1961 saw Walter take the Sports Car Class of the European Mountain Championship for a second time and the Swiss Sports Car Championship again for the fifth time driving the Porsche RS 60.

In 1962 he made his only major appearance in a single-seater driving the Scuderia Filipinetti Porsche 718 Formula 2 car. He qualified on the fourth row along side Baghetti and Phil Hill and finished a respectable 14th in the pouring rain. He was due to race at Le Mans that year but failed to start he was also due to drive the Lotus 24-BRM at Enna but once again did not start.

In 1963, he raced for the Scuderia Filipinetti in the Porsche RS60, which he sold to them and finished 2nd in the European Mountain Championship.
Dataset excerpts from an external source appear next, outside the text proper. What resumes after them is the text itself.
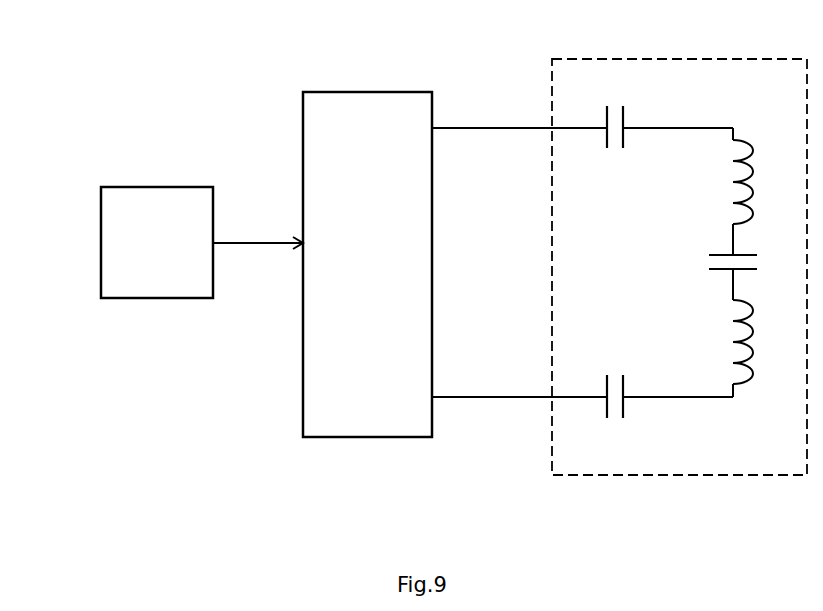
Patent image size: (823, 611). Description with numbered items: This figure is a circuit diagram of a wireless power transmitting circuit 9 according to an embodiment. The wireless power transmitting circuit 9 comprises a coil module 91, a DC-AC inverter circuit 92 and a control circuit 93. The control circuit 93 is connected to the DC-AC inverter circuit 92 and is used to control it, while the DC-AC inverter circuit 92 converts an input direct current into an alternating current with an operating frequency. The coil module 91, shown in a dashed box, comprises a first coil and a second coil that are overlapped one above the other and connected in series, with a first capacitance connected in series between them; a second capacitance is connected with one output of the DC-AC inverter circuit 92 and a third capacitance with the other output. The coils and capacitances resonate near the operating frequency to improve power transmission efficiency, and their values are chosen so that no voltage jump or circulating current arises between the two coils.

The wireless power transmitting circuit 9 is at (110, 350).
The coil module 91 is at (552, 85).
The DC-AC inverter circuit 92 is at (303, 113).
The control circuit 93 is at (212, 185).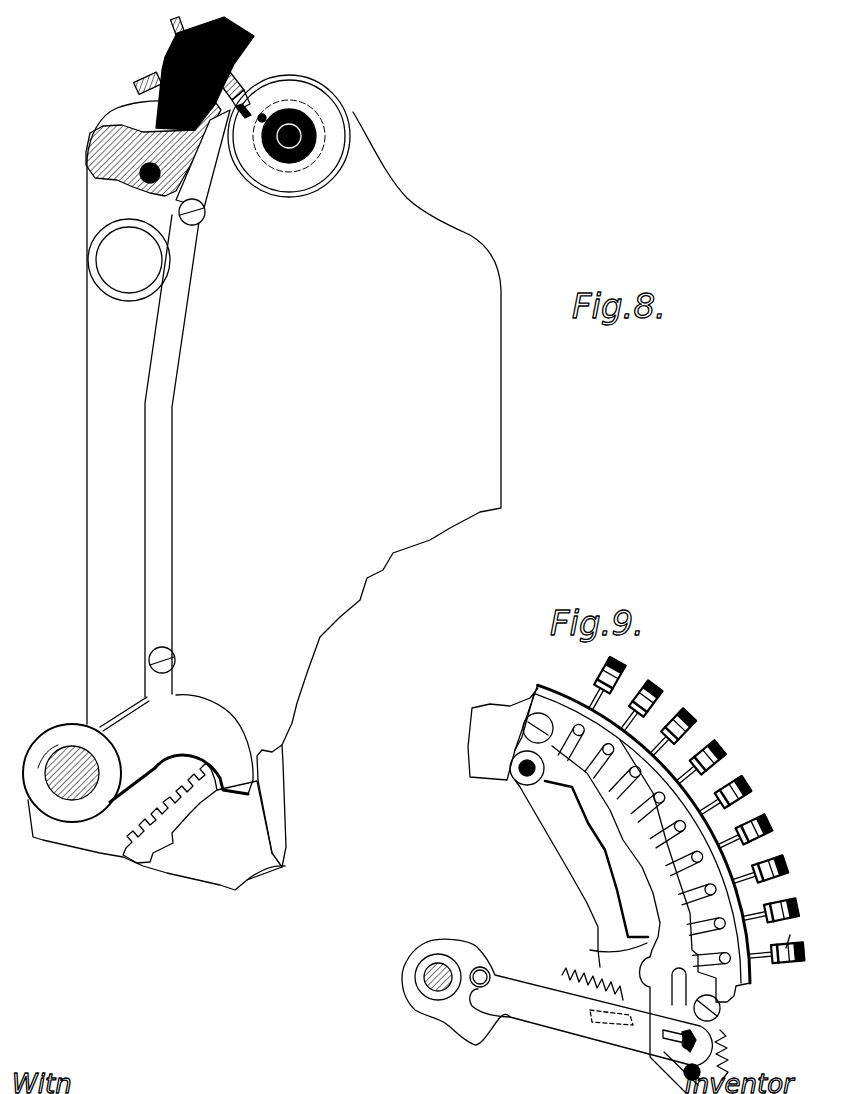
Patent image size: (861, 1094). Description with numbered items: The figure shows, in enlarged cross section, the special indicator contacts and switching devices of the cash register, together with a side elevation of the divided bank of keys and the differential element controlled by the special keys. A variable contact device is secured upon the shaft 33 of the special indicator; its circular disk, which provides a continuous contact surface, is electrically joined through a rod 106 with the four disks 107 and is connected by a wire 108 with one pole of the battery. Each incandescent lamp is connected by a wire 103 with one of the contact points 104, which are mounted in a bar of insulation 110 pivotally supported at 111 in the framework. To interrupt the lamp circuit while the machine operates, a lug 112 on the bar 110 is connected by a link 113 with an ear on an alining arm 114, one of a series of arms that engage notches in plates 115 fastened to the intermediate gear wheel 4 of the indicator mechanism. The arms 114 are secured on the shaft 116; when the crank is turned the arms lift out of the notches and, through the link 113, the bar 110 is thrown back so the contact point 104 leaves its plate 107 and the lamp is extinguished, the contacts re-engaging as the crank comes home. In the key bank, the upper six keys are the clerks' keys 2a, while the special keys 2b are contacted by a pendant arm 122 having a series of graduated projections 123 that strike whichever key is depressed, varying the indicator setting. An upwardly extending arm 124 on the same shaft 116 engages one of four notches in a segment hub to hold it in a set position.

Mid 1963 he left the Scuderia Filipinetti. Carlo Abarth offered him a place till end 1963 but Heini Walter preferred to drive Porsches.

He bought a Porsche 904 GTS in 1964, and after a successful start to the season he crashed it in July in the Turkheim Bergrennen. Despite this he still won the GT class of the European Mountain Championship.

He bought a Ferrari 250 (5905) in March 1965 from Scuderia Filipinetti. He raced it in the Preis von Wien Curd Barry Gedenkrennen in April. He wanted to run in the GT class but as the car was not homologated so he drove in the prototype division finishing 4th in class.

He raced it again in the Preis von Tirol at Innsbruck in October, taking a class win.

He then took it the hill climb at St. Ursanne les Rangiers but had an accident. The car was then converted it to Spyder configuration. After another hill climb and the Preis von Tirol at Innsbruck in October, where he took a class win, he had another accident at Wien-Aspern.

After which he had the car converted back to it original body style by Franco Sbarro. He did a couple more hill climbs in 1966 before another accident caused the car to be burnt out. He sold the engine. Then later in 1966 he installed another engine and raced the car in the Coppa Citta d'Enna finishing 5th. In 1966 he also raced in the Targa Florio with Hans Kühnis in a Porsche 906 finishing 5th in class.

In 1967 he also raced the rather strange 250LM (5899). This was another Scuderia Filipinetti car that had been written off by Werner Biedermann while on his way to Engelberg. He sold the remains to Hans Illert who had the chassis shortened and a Porsche Carrera 6 body fitted. The car was called the Illert LM-P and Heini used it twice that year in the hill climbs at St. Ursanne-Les Rangiers and Turckheim-Trois Epis.

In 1967 he raced his Ferrari (5905) in the 1000km Monza, 1000 km Nürburgring and the hill climbs at Turckheim-Trois Epis and St. Ursanne Les Rangiers before selling the car. He also raced a Porsche 910 that year. He drove what turned out to be his last race at Hockenheim in October finishing 2nd overall.

He was due to race a Porsche Carrera 6 in the Nürburgring 1000ks in May the following year but a crash in practice meant the car could not start.

His father died in 1968 and Heini business commitments meant that he no longer had the time to race. A confirmed bachelor, he still owned the restaurant and also by now had a real estate company. He did do the occasional commentary for Swiss television and stayed in contact with his colleagues from his racing days and regularly attended historic race meetings despite being confined to a wheelchair after a sever illness.

He attended a meeting of racing drivers at the Race Inn at Roggwil on April 4 2009. He passed away just over a month later.